Wesley Snipes has been sentenced to three years in prison for tax evasion. The actor has been told he needs to hand himself in before December 9 or his penalty could be increased.
TMZ.com reported that the U.S. Marshals Service sent him a document stating, "Failure to report at the designated place and time may result in additional criminal charges."
According to Reuters Snipes was initially charged in a 2006 indictment with trying to illegally collect a $7.3 million federal tax refund and failing to file tax returns from 2000 to 2005. The indictment included felony tax fraud charges, but Snipes was convicted in 2008 of only three misdemeanor charges of willful failure to file three federal income tax returns.
At his sentencing, prosecutors said Snipes had earned more than $38 million since 1999, but as of that date, had filed no tax returns and paid no taxes. The day of his sentencing, his lawyers brought checks totaling $5 million which they gave to IRS agents during a recess. The lawyers also said Snipes was working to resolve his tax debt in a civil setting.
Snipes has since appealed his sentence several times, but it seems the courts aren't having a bar of his excuses.
Snipes will be serving time at a prison in McKean which is a medium-security facility for men 90 miles south of Buffalo, New York.
Snipes was a very successful actor before his 2008 conviction.
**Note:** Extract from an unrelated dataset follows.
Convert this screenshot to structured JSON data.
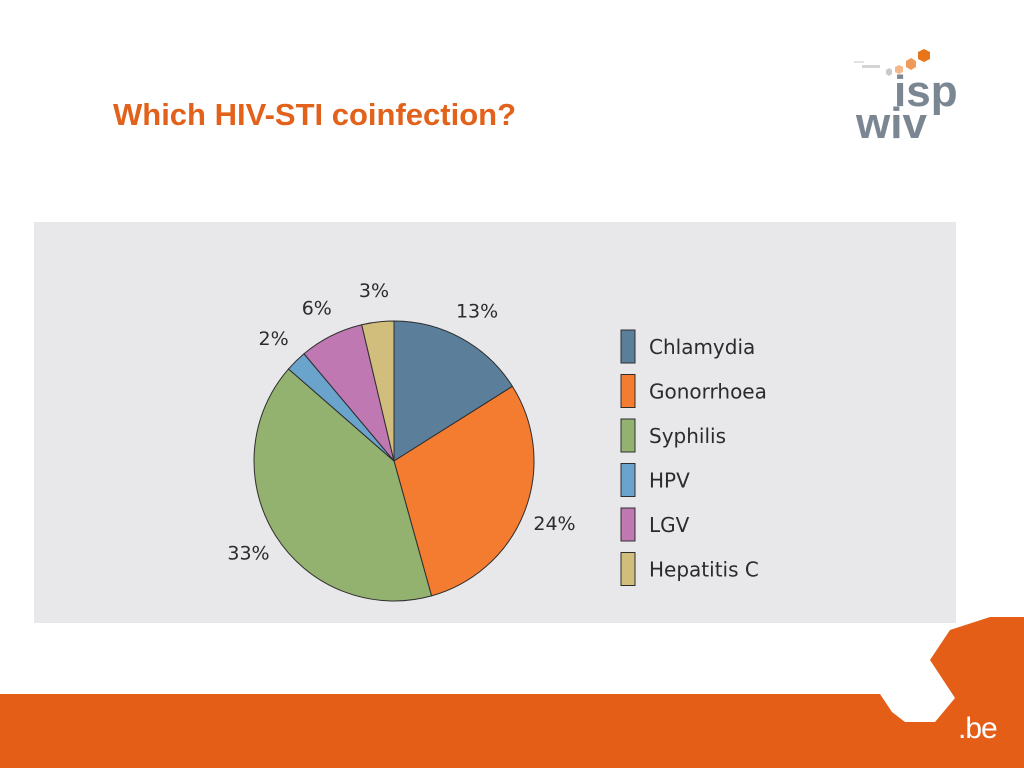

His athletic prowess made him an ideal action hero in films like "Blade" (1997) and its two sequels, he was also a skilled dramatic actor in films like "New Jack City" (1991), "Jungle Fever" (1991), "The Waterdance" (1992), and "One Night Stand" (1997), which earned him the top acting award at the Venice Film Festival. Snipes was equally adept at comedy, most notably in "White Men Can't Jump" (1992), and could transition gracefully from larger-than-life characters like his futuristic villain in "Demolition Man" (1993) to subtler parts like his uncredited turn as a smooth-talking bar patron in "Waiting to Exhale" (1995). A string of legal problems and bad business decisions left a smear on his name during the late 1990s and early 2000s, and may have precipitated the career tailspin that culminated in his 2008 conviction.